Haziranda ölmek zordur. Haziran yiğitleri bir bir düşerken. Haziran da bitmez günler, Temmuz, Ağustos Haziranlarını da yaşarız, yaz sıcaklarında…

Ve bir Perşembe yazısında 4 Temmuz’da aşağıdaki şiiri yazarım…

AN GELİR…

                     Madımağın ve direnişin genç şehitlerine...

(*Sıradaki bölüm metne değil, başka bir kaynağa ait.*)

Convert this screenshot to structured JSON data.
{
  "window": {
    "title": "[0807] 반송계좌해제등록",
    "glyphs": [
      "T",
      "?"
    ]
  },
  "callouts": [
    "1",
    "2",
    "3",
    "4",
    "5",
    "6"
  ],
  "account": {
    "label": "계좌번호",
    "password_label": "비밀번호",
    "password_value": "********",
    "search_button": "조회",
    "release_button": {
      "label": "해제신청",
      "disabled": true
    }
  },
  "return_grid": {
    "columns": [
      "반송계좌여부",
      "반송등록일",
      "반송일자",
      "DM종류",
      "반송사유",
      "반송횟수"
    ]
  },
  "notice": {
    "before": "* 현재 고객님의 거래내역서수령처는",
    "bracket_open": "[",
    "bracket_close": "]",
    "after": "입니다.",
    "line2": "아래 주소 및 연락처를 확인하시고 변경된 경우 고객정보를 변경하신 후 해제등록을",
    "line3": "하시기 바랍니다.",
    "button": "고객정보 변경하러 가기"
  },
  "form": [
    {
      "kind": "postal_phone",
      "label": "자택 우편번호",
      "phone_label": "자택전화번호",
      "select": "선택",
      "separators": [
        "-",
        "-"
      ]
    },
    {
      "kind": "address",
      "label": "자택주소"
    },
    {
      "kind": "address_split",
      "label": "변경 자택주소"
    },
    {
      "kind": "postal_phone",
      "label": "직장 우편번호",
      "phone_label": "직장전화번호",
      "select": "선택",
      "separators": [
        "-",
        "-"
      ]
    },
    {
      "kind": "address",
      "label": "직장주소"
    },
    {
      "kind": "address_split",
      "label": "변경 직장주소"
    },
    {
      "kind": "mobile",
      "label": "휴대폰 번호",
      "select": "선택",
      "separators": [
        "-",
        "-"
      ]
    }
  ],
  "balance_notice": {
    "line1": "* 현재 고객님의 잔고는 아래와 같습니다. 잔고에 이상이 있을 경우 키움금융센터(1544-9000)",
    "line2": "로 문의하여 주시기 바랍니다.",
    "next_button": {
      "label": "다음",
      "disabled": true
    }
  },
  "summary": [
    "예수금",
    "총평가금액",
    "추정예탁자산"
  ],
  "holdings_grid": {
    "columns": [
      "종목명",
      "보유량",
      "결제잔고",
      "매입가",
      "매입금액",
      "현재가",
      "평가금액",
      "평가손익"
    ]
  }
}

An gelir, hayat koşmaya başlar...
An gelir, dönüp baktıkların, ufukta kaybolur...
Ve an gelir, önünde hala yığılırcasına yapacakların...
Sonra an gelir ki, ardında artık kalmamış zamanlar vaktidir şimdi uçup giden,

Oysa daha her şey ne denli tazedir ki, bir bilsen...
Yasemin kokuları eksilmez, bir çocukluk zamanının bahçelerinden...
Hala bir esintidedir işte...
Kuytuluklarda, anamızın pişirdiği çorba kokusudur bazen hayat...
Şimdi hepsi silikleşmiş fotoğraflar...
Öncelerin siyah beyazı; oysa hepsi rengi kaçmış yıllar...

Sonra bakarsın ki üstüne bir yirmi sene saymışsındır...
Kocaman bir yumruk gelir, boğazını tıkanır...
Kurumuş gözpınarları bir kez daha ıslanıverir kimseye göstermeden...
Kimseye göstermeden ve hatta kendine bile,
Kafanı çevirirsin, artık aynalar görmesin diye...
Oysa unutmak mümkün mü?

Madımak tarihi bu, belleğimize kazınmış bir kez,
Aman da aman...
Hiç akıldan çıkmıyor işte...
Ve ölülerimizi bile...
Her gün daha da öldüren...
Hain seslerin insana düşman kahkaları bir kez daha kahreder...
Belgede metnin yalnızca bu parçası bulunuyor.